Elisabeth Schroedter, MdEP

Parlamentarische Anfrage

Neubau der B96 auf Rügen: Kommission könnte Fördermittel zurückfordern

Durch den geplanten Neubau der B96 auf Rügen wird in einem europäischen Vogelschutzgebiet der Bestand von seltenen und geschützten Vogelarten massiv gefährdet. Die Landesregierung von Mecklenburg-Vorpommern will mit Zustimmung der Kommission diesen Straßenbau mit europäischen Fördermitteln finanzieren. Das steht im Widerspruch zur Strukturfondsverordnung, die für den Einsatz der Mittel die Einhaltung des europäischen Umweltrechtes vorschreibt. Mit einer Anfrage fordert Elisabeth Schroedter die Kommission auf, zu überprüfen, ob Fördermittel zurückgezahlt werden müssen.

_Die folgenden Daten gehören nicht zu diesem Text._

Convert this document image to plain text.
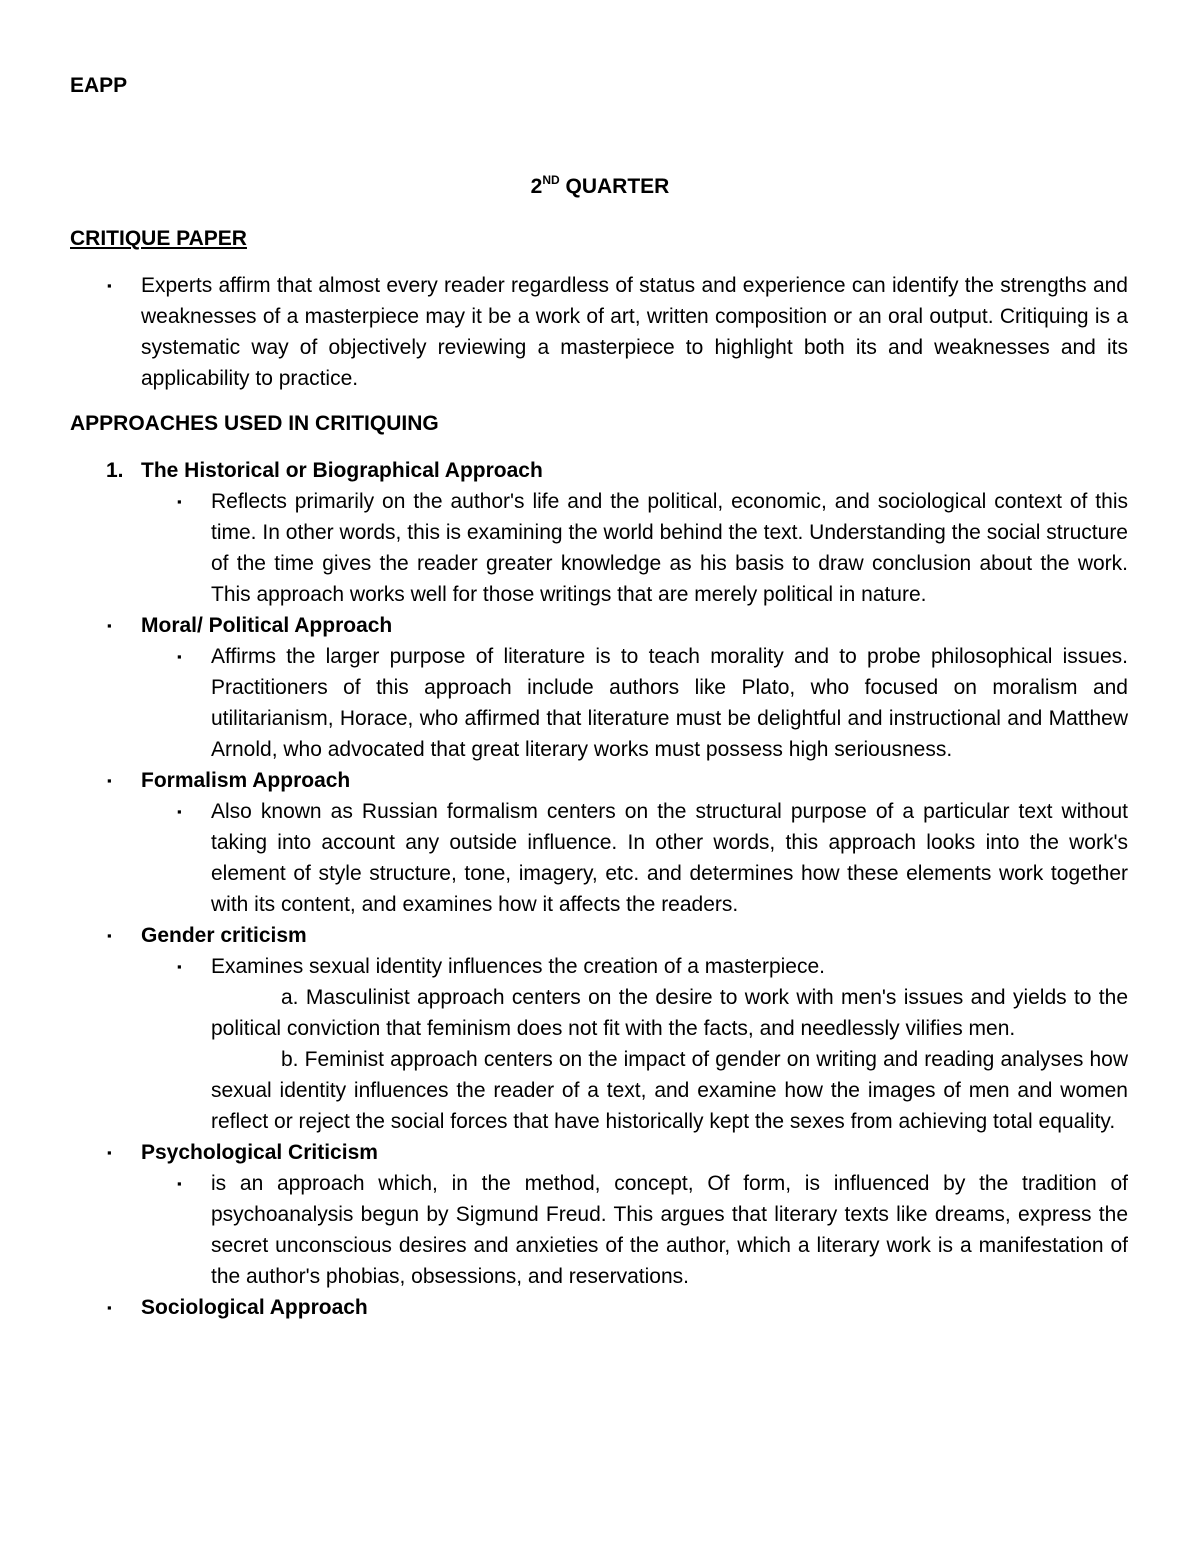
EAPP

2ND QUARTER

CRITIQUE PAPER

▪ Experts affirm that almost every reader regardless of status and experience can identify the strengths and weaknesses of a masterpiece may it be a work of art, written composition or an oral output. Critiquing is a systematic way of objectively reviewing a masterpiece to highlight both its and weaknesses and its applicability to practice.

APPROACHES USED IN CRITIQUING

1. The Historical or Biographical Approach
▪ Reflects primarily on the author's life and the political, economic, and sociological context of this time. In other words, this is examining the world behind the text. Understanding the social structure of the time gives the reader greater knowledge as his basis to draw conclusion about the work. This approach works well for those writings that are merely political in nature.
▪ Moral/ Political Approach
▪ Affirms the larger purpose of literature is to teach morality and to probe philosophical issues. Practitioners of this approach include authors like Plato, who focused on moralism and utilitarianism, Horace, who affirmed that literature must be delightful and instructional and Matthew Arnold, who advocated that great literary works must possess high seriousness.
▪ Formalism Approach
▪ Also known as Russian formalism centers on the structural purpose of a particular text without taking into account any outside influence. In other words, this approach looks into the work's element of style structure, tone, imagery, etc. and determines how these elements work together with its content, and examines how it affects the readers.
▪ Gender criticism
▪ Examines sexual identity influences the creation of a masterpiece.
a. Masculinist approach centers on the desire to work with men's issues and yields to the political conviction that feminism does not fit with the facts, and needlessly vilifies men.
b. Feminist approach centers on the impact of gender on writing and reading analyses how sexual identity influences the reader of a text, and examine how the images of men and women reflect or reject the social forces that have historically kept the sexes from achieving total equality.
▪ Psychological Criticism
▪ is an approach which, in the method, concept, Of form, is influenced by the tradition of psychoanalysis begun by Sigmund Freud. This argues that literary texts like dreams, express the secret unconscious desires and anxieties of the author, which a literary work is a manifestation of the author's phobias, obsessions, and reservations.
▪ Sociological Approach
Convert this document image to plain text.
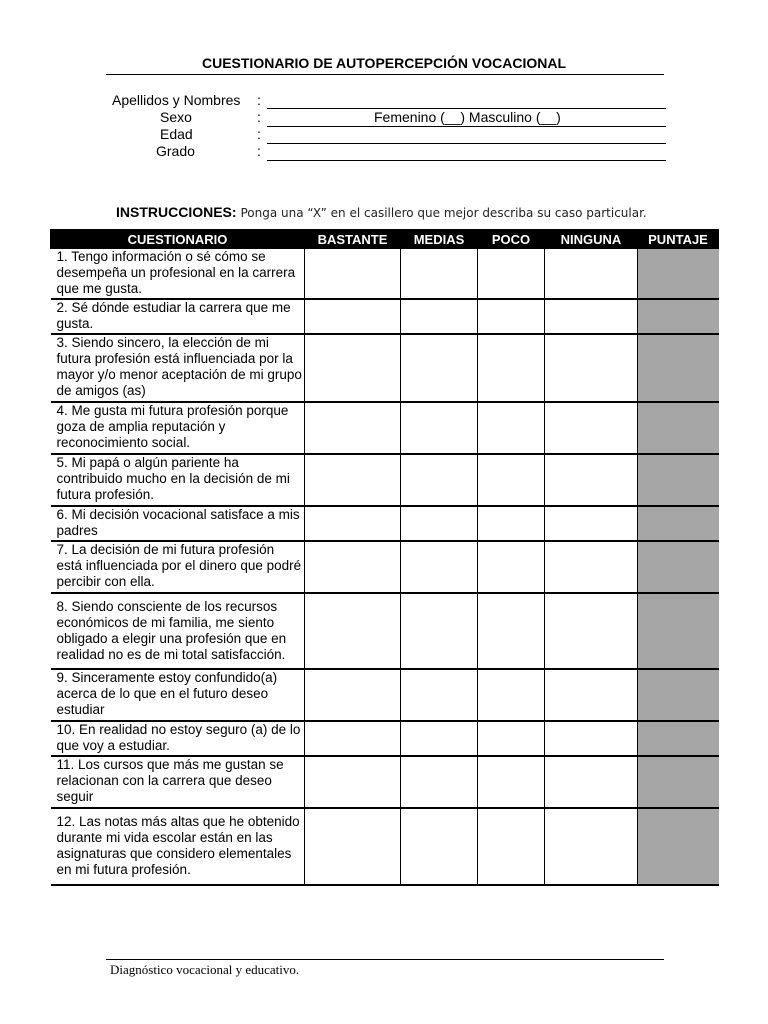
CUESTIONARIO DE AUTOPERCEPCIÓN VOCACIONAL
Apellidos y Nombres :
Sexo	:	Femenino (__) Masculino (__)
Edad	:
Grado	:
INSTRUCCIONES: Ponga una “X” en el casillero que mejor describa su caso particular.
CUESTIONARIO	BASTANTE	MEDIAS	POCO	NINGUNA	PUNTAJE
1. Tengo información o sé cómo se desempeña un profesional en la carrera que me gusta.					
2. Sé dónde estudiar la carrera que me gusta.					
3. Siendo sincero, la elección de mi futura profesión está influenciada por la mayor y/o menor aceptación de mi grupo de amigos (as)					
4. Me gusta mi futura profesión porque goza de amplia reputación y reconocimiento social.					
5. Mi papá o algún pariente ha contribuido mucho en la decisión de mi futura profesión.					
6. Mi decisión vocacional satisface a mis padres					
7. La decisión de mi futura profesión está influenciada por el dinero que podré percibir con ella.					
8. Siendo consciente de los recursos económicos de mi familia, me siento obligado a elegir una profesión que en realidad no es de mi total satisfacción.					
9. Sinceramente estoy confundido(a) acerca de lo que en el futuro deseo estudiar					
10. En realidad no estoy seguro (a) de lo que voy a estudiar.					
11. Los cursos que más me gustan se relacionan con la carrera que deseo seguir					
12. Las notas más altas que he obtenido durante mi vida escolar están en las asignaturas que considero elementales en mi futura profesión.					
Diagnóstico vocacional y educativo.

Schriftliche Anfrage vom 01. September 2006 an die EU-Kommission

In Mecklenburg-Vorpommern (Insel Rügen) soll eine neue Bundesstraße (B 96n) von Bergen nach Stralsund; Streckenabschnitt Bergen - Samtens - Altefähr (VKE 2851/2852) gebaut werden.

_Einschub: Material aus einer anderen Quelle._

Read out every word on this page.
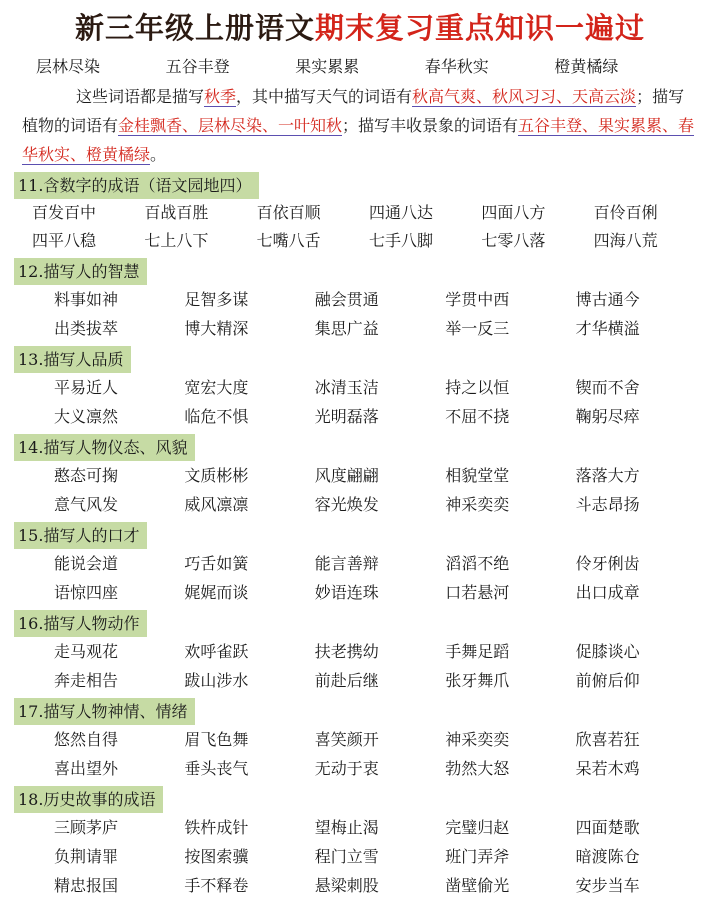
新三年级上册语文期末复习重点知识一遍过
层林尽染	五谷丰登	果实累累	春华秋实	橙黄橘绿
这些词语都是描写秋季，其中描写天气的词语有秋高气爽、秋风习习、天高云淡；描写植物的词语有金桂飘香、层林尽染、一叶知秋；描写丰收景象的词语有五谷丰登、果实累累、春华秋实、橙黄橘绿。
11.含数字的成语（语文园地四）
百发百中	百战百胜	百依百顺	四通八达	四面八方	百伶百俐
四平八稳	七上八下	七嘴八舌	七手八脚	七零八落	四海八荒
12.描写人的智慧
料事如神	足智多谋	融会贯通	学贯中西	博古通今
出类拔萃	博大精深	集思广益	举一反三	才华横溢
13.描写人品质
平易近人	宽宏大度	冰清玉洁	持之以恒	锲而不舍
大义凛然	临危不惧	光明磊落	不屈不挠	鞠躬尽瘁
14.描写人物仪态、风貌
憨态可掬	文质彬彬	风度翩翩	相貌堂堂	落落大方
意气风发	威风凛凛	容光焕发	神采奕奕	斗志昂扬
15.描写人的口才
能说会道	巧舌如簧	能言善辩	滔滔不绝	伶牙俐齿
语惊四座	娓娓而谈	妙语连珠	口若悬河	出口成章
16.描写人物动作
走马观花	欢呼雀跃	扶老携幼	手舞足蹈	促膝谈心
奔走相告	跋山涉水	前赴后继	张牙舞爪	前俯后仰
17.描写人物神情、情绪
悠然自得	眉飞色舞	喜笑颜开	神采奕奕	欣喜若狂
喜出望外	垂头丧气	无动于衷	勃然大怒	呆若木鸡
18.历史故事的成语
三顾茅庐	铁杵成针	望梅止渴	完璧归赵	四面楚歌
负荆请罪	按图索骥	程门立雪	班门弄斧	暗渡陈仓
精忠报国	手不释卷	悬梁刺股	凿壁偷光	安步当车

Im unmittelbaren Umfeld des geplanten Straßenneubaus befinden sich die beiden EU-Vogelschutzgebiete "Vorpommersche Boddenlandschaft" (DE 1543-401) und "Greifswalder Bodden" (DE 1747-401). Beide Schutzgebiete beherbergen geschützte Arten nach Anhang I und nach Art. 4 (2) der Richtlinie 79/409/EWG: Kranich, Singschwan, Waldsaatgans, Blässgans, Graugans, Kanadagans und Höckerschwan. 10% des Weltbestandes der Waldsaatgans überwintern auf Rügen. Als SPA wurden vom Umweltministerium entgegen der Richtlinie nur die Schlafplätze der geschützten Arten gemeldet, die dazugehörigen Nahrungsflächen wurden nicht als Schutzgebiete ausgewiesen, um so den Straßenbau zu ermöglichen. Damit ist die Funktionsfähigkeit der SPA nicht gegeben.

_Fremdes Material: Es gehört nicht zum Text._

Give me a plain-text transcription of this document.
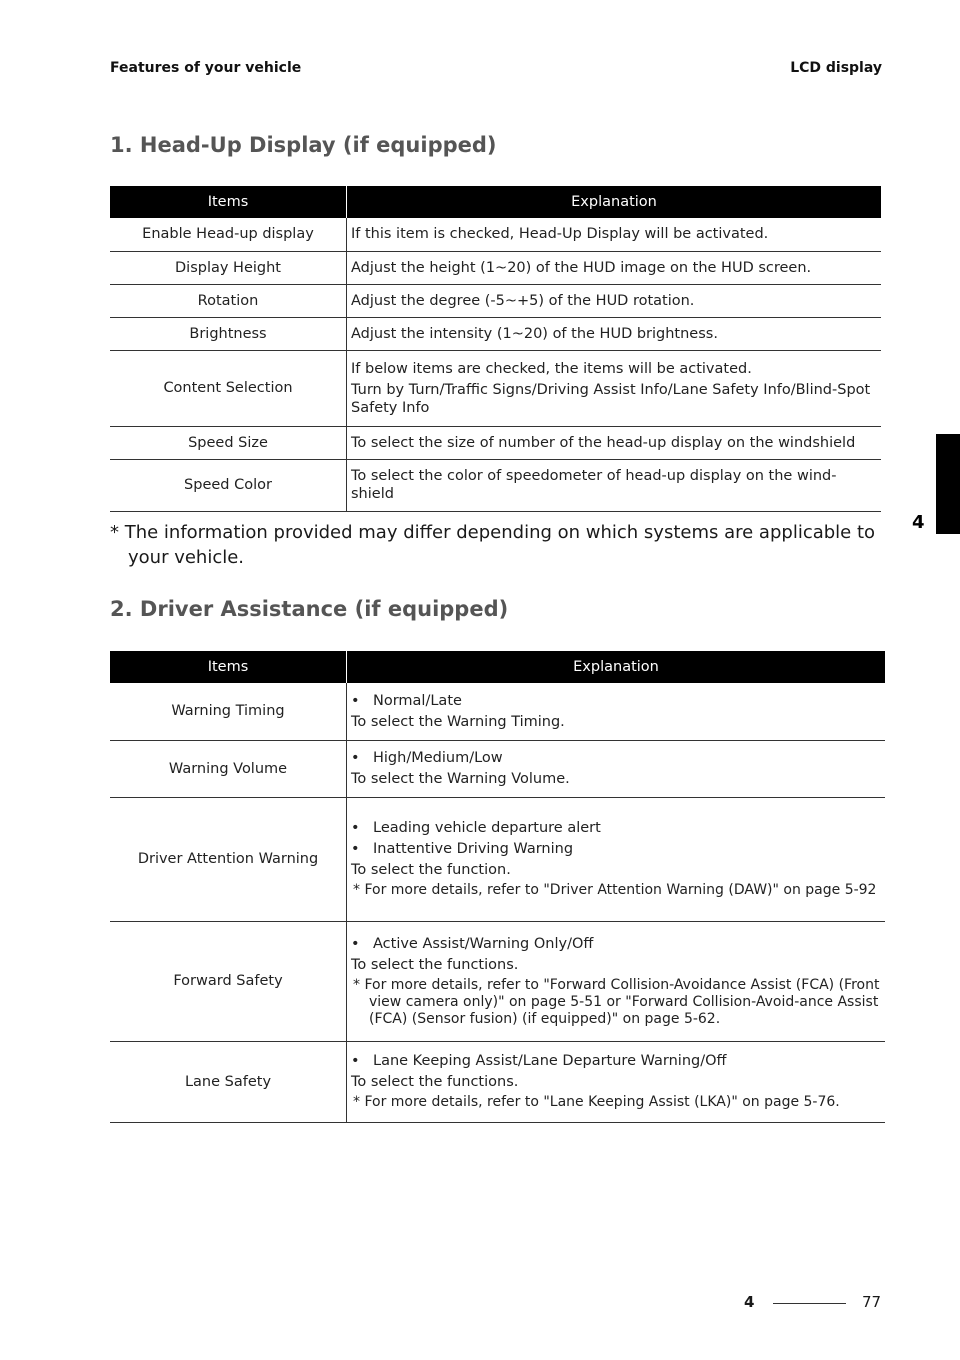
Features of your vehicle	LCD display
1. Head-Up Display (if equipped)
Items	Explanation
Enable Head-up display	If this item is checked, Head-Up Display will be activated.

Display Height	Adjust the height (1~20) of the HUD image on the HUD screen.

Rotation	Adjust the degree (-5~+5) of the HUD rotation.

Brightness	Adjust the intensity (1~20) of the HUD brightness.

Content Selection	If below items are checked, the items will be activated.
Turn by Turn/Traffic Signs/Driving Assist Info/Lane Safety Info/Blind-Spot Safety Info

Speed Size	To select the size of number of the head-up display on the windshield

Speed Color	To select the color of speedometer of head-up display on the wind-shield
* The information provided may differ depending on which systems are applicable to your vehicle.
2. Driver Assistance (if equipped)
Items	Explanation
Warning Timing	• Normal/Late
To select the Warning Timing.

Warning Volume	• High/Medium/Low
To select the Warning Volume.

Driver Attention Warning	• Leading vehicle departure alert
• Inattentive Driving Warning
To select the function.
* For more details, refer to "Driver Attention Warning (DAW)" on page 5-92

Forward Safety	• Active Assist/Warning Only/Off
To select the functions.
* For more details, refer to "Forward Collision-Avoidance Assist (FCA) (Front view camera only)" on page 5-51 or "Forward Collision-Avoid-ance Assist (FCA) (Sensor fusion) (if equipped)" on page 5-62.

Lane Safety	• Lane Keeping Assist/Lane Departure Warning/Off
To select the functions.
* For more details, refer to "Lane Keeping Assist (LKA)" on page 5-76.
4
4	77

Dieser offensichtliche Mangel bei der Umsetzung der EU-Vogelschutzrichtlinie in Mecklenburg-Vorpommern ist Bestandteil des aktuellen Mahnverfahrens der EU-Kommission gegen Deutschland.

Durch den Straßenneubau werden zwischen Samtens und Altefähr Hauptnahrungsflächen von Rastvögeln teilweise überbaut und von den Schlafplätzen abgeschnitten, (betroffen sind die Schlafplätze Grahler Fähre/Wamper Wiek (SPA: DE 1747-401), Bessiner Haken, Priebowsche Wedde, Unrower Ufer/Insel Libitz (alle SPA: DE 1543-401)).

Die Umweltschutzverbände NABU und BUND haben nachgewiesen, dass der moderate Ausbau der B 96 alt ausreicht, um die zu erwartenden Verkehre zu bewältigen.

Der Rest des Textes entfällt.